The therapeutic benefits of stem cell research are possible, but uncertain. And many other areas of biomedical science fit this description. Stem cell research is not the only field in which exciting discoveries are occurring and future patients may benefit from investments in these areas, too. This is not a reason to deny support to stem cell research, but it is a reason to consider it in a larger context. Advocates weaken their case when they portray stem cell research as if it were the only promising research around. 62 More government support for stem cell research could help patients in the future, but so could support for research in other biomedical fields.

Participants in the stem cell debate should also recognize deficiencies in the health system denying patients the benefits of past research. Advocacy for stem cell research should include advocacy for a better health system. Without improvements in this system, any therapeutic benefits developed through stem cell research will be unjustly limited to patients fortunate enough to have access to the best health care. 63

Moreover, the stem cell controversy should press us to reexamine existing research and health care priorities. Should officials devote more funds to research aimed at translating laboratory discoveries into actual clinical benefits? 64 Should they channel more funds to studies that could have a significant public health impact? And what level of investment should the U.S. make in programs aimed at developing and delivering affordable care to disadvantaged people in this nation and around the world? These are ethical questions with immense significance, but they are often overlooked amid the excitement over specific research discoveries like those involving stem cell research.

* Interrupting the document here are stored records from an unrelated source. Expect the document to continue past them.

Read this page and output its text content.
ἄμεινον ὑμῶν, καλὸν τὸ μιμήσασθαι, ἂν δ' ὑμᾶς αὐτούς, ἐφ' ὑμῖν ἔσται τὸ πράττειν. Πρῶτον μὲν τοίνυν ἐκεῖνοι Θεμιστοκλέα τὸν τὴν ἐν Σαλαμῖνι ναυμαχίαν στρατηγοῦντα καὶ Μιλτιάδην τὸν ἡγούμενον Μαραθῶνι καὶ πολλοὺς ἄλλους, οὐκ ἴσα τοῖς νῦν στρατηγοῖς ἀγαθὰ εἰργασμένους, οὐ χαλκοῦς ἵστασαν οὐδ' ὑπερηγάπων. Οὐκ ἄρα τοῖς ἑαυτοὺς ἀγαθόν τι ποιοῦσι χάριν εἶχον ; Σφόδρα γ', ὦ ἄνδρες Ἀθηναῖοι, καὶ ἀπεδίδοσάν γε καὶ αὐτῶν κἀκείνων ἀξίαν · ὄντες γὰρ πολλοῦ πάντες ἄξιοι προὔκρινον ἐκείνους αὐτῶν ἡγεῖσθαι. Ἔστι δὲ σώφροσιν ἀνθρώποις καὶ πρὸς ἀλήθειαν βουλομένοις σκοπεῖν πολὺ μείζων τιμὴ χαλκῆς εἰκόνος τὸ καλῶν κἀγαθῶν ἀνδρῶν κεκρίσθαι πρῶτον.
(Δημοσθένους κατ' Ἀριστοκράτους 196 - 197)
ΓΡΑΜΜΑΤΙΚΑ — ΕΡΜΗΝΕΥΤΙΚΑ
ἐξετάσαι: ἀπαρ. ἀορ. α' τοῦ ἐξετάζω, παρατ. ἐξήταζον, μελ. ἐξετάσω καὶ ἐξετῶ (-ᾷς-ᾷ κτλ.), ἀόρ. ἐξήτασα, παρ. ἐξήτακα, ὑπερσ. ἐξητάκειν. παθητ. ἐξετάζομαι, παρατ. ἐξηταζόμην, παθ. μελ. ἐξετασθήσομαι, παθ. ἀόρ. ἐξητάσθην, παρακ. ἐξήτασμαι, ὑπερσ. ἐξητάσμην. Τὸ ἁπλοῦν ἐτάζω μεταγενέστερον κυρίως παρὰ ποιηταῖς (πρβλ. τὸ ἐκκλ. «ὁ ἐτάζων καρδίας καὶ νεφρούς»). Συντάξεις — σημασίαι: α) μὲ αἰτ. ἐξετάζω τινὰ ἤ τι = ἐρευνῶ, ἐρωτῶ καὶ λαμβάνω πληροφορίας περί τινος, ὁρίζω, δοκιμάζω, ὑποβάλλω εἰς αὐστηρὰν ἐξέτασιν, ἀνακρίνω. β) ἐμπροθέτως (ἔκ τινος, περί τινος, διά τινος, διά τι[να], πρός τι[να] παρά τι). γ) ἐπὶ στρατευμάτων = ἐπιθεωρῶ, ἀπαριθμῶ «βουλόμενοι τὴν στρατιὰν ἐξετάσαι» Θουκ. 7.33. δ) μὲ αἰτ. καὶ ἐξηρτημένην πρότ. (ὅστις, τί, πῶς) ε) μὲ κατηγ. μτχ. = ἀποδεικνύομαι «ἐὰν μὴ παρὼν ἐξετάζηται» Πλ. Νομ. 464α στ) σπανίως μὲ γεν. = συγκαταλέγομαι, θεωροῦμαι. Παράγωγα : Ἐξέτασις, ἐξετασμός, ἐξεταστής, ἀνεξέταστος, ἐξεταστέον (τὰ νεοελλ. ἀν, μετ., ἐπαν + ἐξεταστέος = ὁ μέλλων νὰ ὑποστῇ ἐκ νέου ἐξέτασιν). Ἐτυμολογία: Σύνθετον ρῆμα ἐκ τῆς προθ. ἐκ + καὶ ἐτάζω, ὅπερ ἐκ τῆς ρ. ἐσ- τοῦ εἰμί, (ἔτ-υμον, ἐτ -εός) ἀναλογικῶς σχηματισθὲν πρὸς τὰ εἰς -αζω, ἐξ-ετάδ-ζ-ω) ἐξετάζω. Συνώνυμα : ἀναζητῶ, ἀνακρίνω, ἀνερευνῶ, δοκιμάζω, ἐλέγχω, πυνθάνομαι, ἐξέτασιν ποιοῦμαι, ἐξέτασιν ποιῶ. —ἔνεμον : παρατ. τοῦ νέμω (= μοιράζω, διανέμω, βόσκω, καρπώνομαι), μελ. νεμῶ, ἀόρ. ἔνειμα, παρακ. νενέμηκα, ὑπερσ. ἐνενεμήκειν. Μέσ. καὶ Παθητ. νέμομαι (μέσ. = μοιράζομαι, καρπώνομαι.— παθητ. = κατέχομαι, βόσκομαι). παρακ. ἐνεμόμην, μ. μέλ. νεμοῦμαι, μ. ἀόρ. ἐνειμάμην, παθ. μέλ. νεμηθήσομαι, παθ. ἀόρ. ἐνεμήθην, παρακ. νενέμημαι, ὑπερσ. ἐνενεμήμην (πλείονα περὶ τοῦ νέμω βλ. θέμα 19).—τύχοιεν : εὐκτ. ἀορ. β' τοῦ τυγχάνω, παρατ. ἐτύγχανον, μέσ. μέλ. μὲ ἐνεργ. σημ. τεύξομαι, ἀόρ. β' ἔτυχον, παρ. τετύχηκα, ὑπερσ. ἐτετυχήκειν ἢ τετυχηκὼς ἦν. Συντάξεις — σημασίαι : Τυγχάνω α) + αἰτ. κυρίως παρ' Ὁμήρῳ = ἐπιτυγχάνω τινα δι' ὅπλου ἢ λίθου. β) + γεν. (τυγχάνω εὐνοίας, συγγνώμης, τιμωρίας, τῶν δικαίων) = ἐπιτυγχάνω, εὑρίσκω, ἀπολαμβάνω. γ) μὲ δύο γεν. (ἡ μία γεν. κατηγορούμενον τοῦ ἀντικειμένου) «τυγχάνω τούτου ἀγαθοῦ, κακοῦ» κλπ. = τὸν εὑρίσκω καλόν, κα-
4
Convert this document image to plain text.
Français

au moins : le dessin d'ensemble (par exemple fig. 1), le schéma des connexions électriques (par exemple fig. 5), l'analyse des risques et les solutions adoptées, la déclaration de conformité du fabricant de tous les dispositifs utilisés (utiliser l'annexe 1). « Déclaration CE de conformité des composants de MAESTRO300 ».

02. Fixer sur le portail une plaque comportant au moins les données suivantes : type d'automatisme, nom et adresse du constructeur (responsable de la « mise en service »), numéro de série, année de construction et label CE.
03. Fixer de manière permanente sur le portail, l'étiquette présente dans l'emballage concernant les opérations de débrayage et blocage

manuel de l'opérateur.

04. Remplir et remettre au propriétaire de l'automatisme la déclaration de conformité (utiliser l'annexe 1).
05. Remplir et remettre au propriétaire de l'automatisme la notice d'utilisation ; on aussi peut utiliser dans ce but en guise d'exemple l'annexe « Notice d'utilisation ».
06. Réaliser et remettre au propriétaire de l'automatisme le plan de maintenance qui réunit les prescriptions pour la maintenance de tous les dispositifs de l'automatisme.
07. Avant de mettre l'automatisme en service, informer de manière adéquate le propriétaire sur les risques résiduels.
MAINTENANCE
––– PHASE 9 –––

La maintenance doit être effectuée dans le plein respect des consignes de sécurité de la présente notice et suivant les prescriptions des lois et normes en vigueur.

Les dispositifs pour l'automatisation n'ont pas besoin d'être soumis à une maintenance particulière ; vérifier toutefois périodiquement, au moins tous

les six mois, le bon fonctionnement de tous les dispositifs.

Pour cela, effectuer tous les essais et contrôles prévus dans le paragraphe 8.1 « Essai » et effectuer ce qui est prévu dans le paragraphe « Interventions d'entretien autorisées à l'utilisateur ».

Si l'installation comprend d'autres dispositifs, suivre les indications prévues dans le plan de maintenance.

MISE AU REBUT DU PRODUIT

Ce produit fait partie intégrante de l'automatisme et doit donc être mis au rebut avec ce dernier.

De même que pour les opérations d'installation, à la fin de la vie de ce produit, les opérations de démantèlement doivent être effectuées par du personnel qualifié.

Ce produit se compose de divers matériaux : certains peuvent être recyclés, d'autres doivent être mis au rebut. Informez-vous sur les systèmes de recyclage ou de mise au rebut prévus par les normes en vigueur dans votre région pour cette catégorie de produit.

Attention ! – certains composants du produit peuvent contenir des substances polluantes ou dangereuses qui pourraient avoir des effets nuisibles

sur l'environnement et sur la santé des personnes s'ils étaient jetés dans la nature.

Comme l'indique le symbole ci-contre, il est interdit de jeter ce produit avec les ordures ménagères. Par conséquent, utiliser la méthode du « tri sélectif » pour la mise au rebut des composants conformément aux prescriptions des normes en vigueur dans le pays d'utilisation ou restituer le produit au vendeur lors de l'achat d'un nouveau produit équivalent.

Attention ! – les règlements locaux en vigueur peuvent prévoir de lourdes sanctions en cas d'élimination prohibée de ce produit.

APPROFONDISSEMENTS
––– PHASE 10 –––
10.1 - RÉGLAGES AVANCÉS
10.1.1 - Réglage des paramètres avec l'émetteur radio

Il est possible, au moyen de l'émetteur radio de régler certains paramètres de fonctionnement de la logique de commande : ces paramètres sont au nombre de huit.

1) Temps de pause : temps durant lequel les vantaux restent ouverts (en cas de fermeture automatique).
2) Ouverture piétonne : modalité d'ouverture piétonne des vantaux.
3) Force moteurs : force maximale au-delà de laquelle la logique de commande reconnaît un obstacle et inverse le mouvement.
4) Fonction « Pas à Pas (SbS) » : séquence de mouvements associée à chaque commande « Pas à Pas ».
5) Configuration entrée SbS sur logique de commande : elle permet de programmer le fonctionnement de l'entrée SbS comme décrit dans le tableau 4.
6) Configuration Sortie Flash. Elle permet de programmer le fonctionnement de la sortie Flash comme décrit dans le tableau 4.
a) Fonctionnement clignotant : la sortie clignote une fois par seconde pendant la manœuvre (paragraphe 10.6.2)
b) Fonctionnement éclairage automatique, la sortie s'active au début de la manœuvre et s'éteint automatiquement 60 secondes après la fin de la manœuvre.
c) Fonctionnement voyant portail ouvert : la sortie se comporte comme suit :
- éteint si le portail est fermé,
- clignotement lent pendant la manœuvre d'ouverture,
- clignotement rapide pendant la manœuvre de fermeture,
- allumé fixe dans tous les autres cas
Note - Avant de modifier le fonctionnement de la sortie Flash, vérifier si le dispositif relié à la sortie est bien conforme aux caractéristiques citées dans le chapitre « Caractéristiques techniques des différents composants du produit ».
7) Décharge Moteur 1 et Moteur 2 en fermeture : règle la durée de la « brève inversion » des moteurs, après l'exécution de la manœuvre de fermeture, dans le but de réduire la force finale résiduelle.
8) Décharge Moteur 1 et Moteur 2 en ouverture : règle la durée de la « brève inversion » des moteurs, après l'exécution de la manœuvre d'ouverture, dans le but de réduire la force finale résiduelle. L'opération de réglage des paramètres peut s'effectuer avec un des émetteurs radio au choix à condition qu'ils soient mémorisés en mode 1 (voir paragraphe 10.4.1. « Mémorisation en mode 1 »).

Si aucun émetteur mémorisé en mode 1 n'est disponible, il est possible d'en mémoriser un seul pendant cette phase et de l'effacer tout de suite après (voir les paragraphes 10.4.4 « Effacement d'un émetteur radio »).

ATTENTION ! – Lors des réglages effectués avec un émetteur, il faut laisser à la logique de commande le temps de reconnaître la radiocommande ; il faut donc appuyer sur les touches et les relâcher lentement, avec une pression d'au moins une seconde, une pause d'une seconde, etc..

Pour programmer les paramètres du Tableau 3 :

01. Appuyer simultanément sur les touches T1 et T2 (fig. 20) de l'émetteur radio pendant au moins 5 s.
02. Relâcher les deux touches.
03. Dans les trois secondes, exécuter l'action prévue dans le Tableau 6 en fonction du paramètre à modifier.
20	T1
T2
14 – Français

Last, ethical considerations sometimes justify setting limits on scientific innovation. For example, there is nearly universal agreement that people should not be forced to participate in research, even though a coercive research policy could generate extremely valuable knowledge. Some people believe there should also be severe limits on research involving early human embryos, while others disagree. These are not disputes that science can settle. They are instead value conflicts to be expected in a pluralistic society like ours. In struggling with these conflicts, we should maintain respect for those holding differing views, and we should look for policies that are consistent with as many of those views as possible.

Advocates often portray stem cell research as presenting a choice between ending human life and saving human life. 65 But the choices are much more complicated than that. Many ethical considerations are relevant to policy choices about stem cell research, but they often go unmentioned. Instead, the sound bite approach to stem cell research has produced a shrill and divisive policy climate. Fewer sound bites and an expanded ethical conversation could produce more defensible policy decisions about stem cell research.